Divinity games, as i discovered seems to have a consistency crisis, world flunctuates between games.
And Divinity 1 and 2 as i was told, is unrelated and the events are distant around 1000 years from each other and i never played DOS 1 so i dont know what the game told about the void, its probably something completely different.
Also, they deathfog-bombed the Elves because of the Divine Order was in a war against the Black Ring at the Elven homeland, the Elves trusted Lucian and so they joined forces with the Divine Order to fight against the Black Ring.
The Black Ring was winning I believe, but then the use of Deathfog decimated their numbers, and the Elves were unfortunately got caught in the blast, which cause them to nearly go extinct.
Less Elves means less Source for TIr-Cendelius, which causes him to lose power and fail at keeping the Veil up.
If true, it might explain the blackened hand Tarquin has when you first meet him. The void itself may have tainted it. If that’s all true, then Tarquin didn’t really raise Braccus, he raised The God King himself. Hardly something he’d admit to the player.
This might also explain Windego’s fall from favor with The God King as well since Braccus would make for a much better champion, especially seated beside the biggest threat (to his knowledge) in sealing the veil again, Dallis.

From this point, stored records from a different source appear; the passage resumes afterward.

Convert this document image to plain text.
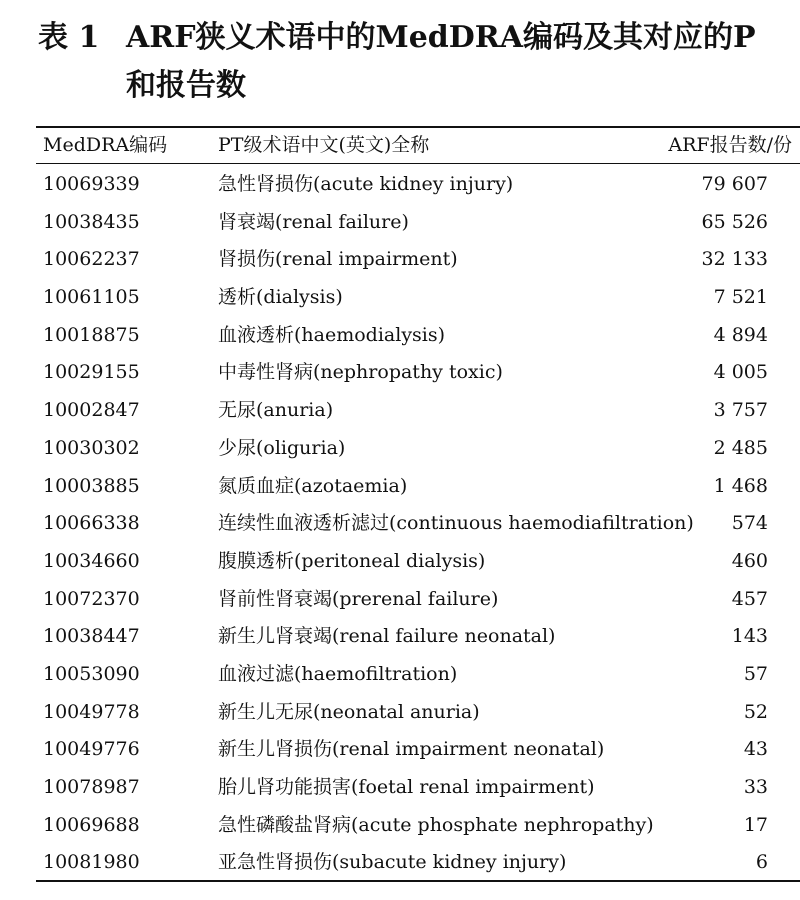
表 1 ARF狭义术语中的MedDRA编码及其对应的P
和报告数
MedDRA编码	PT级术语中文(英文)全称	ARF报告数/份
10069339	急性肾损伤(acute kidney injury)	79 607
10038435	肾衰竭(renal failure)	65 526
10062237	肾损伤(renal impairment)	32 133
10061105	透析(dialysis)	7 521
10018875	血液透析(haemodialysis)	4 894
10029155	中毒性肾病(nephropathy toxic)	4 005
10002847	无尿(anuria)	3 757
10030302	少尿(oliguria)	2 485
10003885	氮质血症(azotaemia)	1 468
10066338	连续性血液透析滤过(continuous haemodiafiltration) 574
10034660	腹膜透析(peritoneal dialysis)	460
10072370	肾前性肾衰竭(prerenal failure)	457
10038447	新生儿肾衰竭(renal failure neonatal)	143
10053090	血液过滤(haemofiltration)	57
10049778	新生儿无尿(neonatal anuria)	52
10049776	新生儿肾损伤(renal impairment neonatal)	43
10078987	胎儿肾功能损害(foetal renal impairment)	33
10069688	急性磷酸盐肾病(acute phosphate nephropathy)	17
10081980	亚急性肾损伤(subacute kidney injury)	6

All Braccus had to do was wait until the right moment to summon the most powerful minions of the voidwoken, Kemm, Isbeil, The Sallow Man and the Kraken and defeat all his enemies at once. This would be The God King’s plan to finalize the return of his people from the void.
Whether any of this is actually true, it’s a theory I came up with awhile back that fits a lot of things together in a different way. Something to think about anyhow.